Encore un peu, et Bruxelles voudra imposer le « mariage gay » pour tous sous prétexte de la non-discrimination évoquée à l’article 2. C’est d’ailleurs ce que voudrait déjà Frans Timmermans, le premier vice-président de la Commission chargé du respect de l’état de droit, lui aussi néerlandais de gauche comme à l’instar de Judith Sargentini.
La commission LIBE du Parlement européen votera sur la proposition de Mme Sargentini en juin. L’avis de la commission des affaires constitutionnelles sur la situation en Hongrie (conformément à la résolution du Parlement européen du 17 mai 2017), adopté le 21 mars dernier par la commission LIBE (15 voix pour, 4 contre et 5 abstentions) laisse peu de doute quant à l’issue de ce vote. Il en va de même pour le vote du Parlement européen prévu pour septembre. Néanmoins, sachant qu’il faut l’unanimité au Conseil pour adopter des sanctions au titre de l’article 7 contre un Etat membre, la poursuite de deux procédures simultanées contre deux pays (Pologne et Hongrie) défie toute logique, puisque ces deux pays vont bien entendu se soutenir mutuellement. A quand le lancement d’une telle procédure contre l’Autriche dont les électeurs ont eux aussi mal voté en octobre dernier ? En attendant, il est déjà question d’en lancer un autre contre la Roumanie…

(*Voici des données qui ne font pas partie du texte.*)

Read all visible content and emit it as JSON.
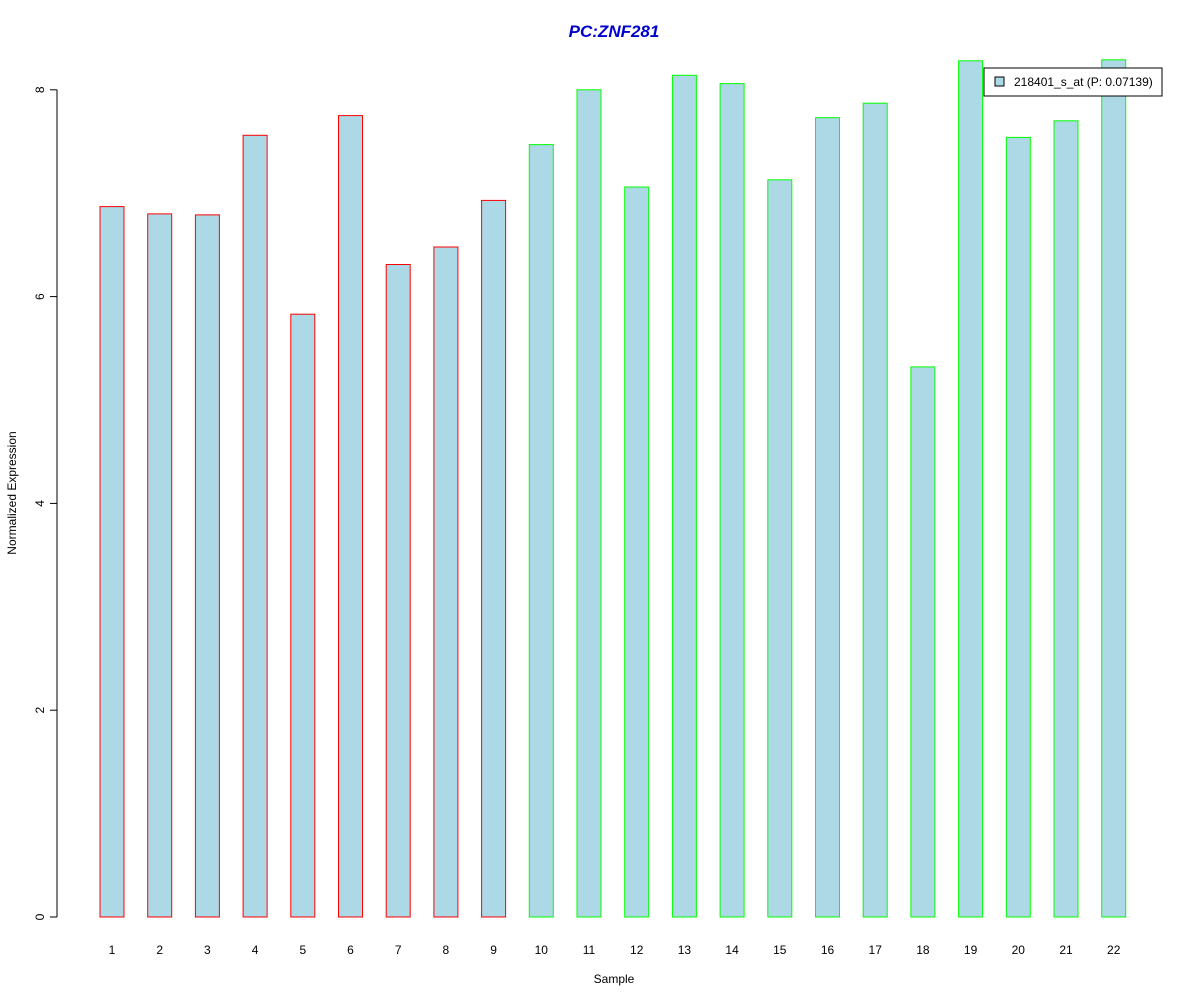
{
  "chart_data": {
    "type": "bar",
    "title": "PC:ZNF281",
    "xlabel": "Sample",
    "ylabel": "Normalized Expression",
    "categories": [
      "1",
      "2",
      "3",
      "4",
      "5",
      "6",
      "7",
      "8",
      "9",
      "10",
      "11",
      "12",
      "13",
      "14",
      "15",
      "16",
      "17",
      "18",
      "19",
      "20",
      "21",
      "22"
    ],
    "series": [
      {
        "name": "218401_s_at (P: 0.07139)",
        "values": [
          6.87,
          6.8,
          6.79,
          7.56,
          5.83,
          7.75,
          6.31,
          6.48,
          6.93,
          7.47,
          8.0,
          7.06,
          8.14,
          8.06,
          7.13,
          7.73,
          7.87,
          5.32,
          8.28,
          7.54,
          7.7,
          8.29
        ]
      }
    ],
    "group_of_bar": [
      "A",
      "A",
      "A",
      "A",
      "A",
      "A",
      "A",
      "A",
      "A",
      "B",
      "B",
      "B",
      "B",
      "B",
      "B",
      "B",
      "B",
      "B",
      "B",
      "B",
      "B",
      "B"
    ],
    "yticks": [
      0,
      2,
      4,
      6,
      8
    ],
    "ylim": [
      0,
      8.29
    ],
    "grid": false,
    "legend_position": "top-right",
    "colors": {
      "title": "#0000cd",
      "bar_fill": "#add8e6",
      "border_group_a": "#ff0000",
      "border_group_b": "#00ff00",
      "axis": "#000000"
    }
  }
}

La victoire du Fidesz d’Orban aux élections en Hongrie donne des idées de sanctions au Parlement européen
Le porte-parole du Fidesz a déjà réagi jeudi au projet de résolution présenté le jour-même au Parlement européen. Pour Balazs Hidveghi, il s’agit d’un nouveau cas de pression politique pour contraindre les Hongrois à accueillir les « migrants », et c’est aussi une illustration du fait que « Les représentants bruxellois de l’empire Soros se moquent bien des décisions des gens et des résultats des élections démocratiques hongroises ». C’est pourquoi « Ils sont furieux et agressifs et menacent de retirer les fonds [européens] et de suspendre les droits de vote de la Hongrie ».
Le ministre des Affaires étrangères hongrois Péter Szijjártó a lui aussi reproché à « Bruxelles » de « mépriser la volonté du peuple hongrois ». Il a précisé que le gouvernement hongrois avait exprimé mercredi à la commission LIBE son souhait de venir défendre ses positions, mais que cette possibilité lui avait été refusée, ce qui démontre selon lui le caractère « gravement antidémocratique » de la procédure engagée contre son pays.
Au sein de la commission LIBE, les élues hongroises Kinga Gal (PPE, Fidesz) et Krisztina Morvai (non inscrite, élue sur une liste du Jobbik) et le député polonais Marek Jurek (CRE, élu sur une liste du PiS) ont vertement critiqué hier les pressions exercées sur la Hongrie, tandis que les socialistes et les libéraux ont au contraire fustigé la politique de la majorité parlementaire qui a gagné haut la main les élections de dimanche.
Une nouvelle fois, les « élites éclairées » gauchistes et libérales-libertaires qui prétendent défendre la démocratie et l’état de droit contre les « populistes » s’avèrent incapables d’accepter le verdict des urnes quand une majorité d’électeurs votent contre leurs idées.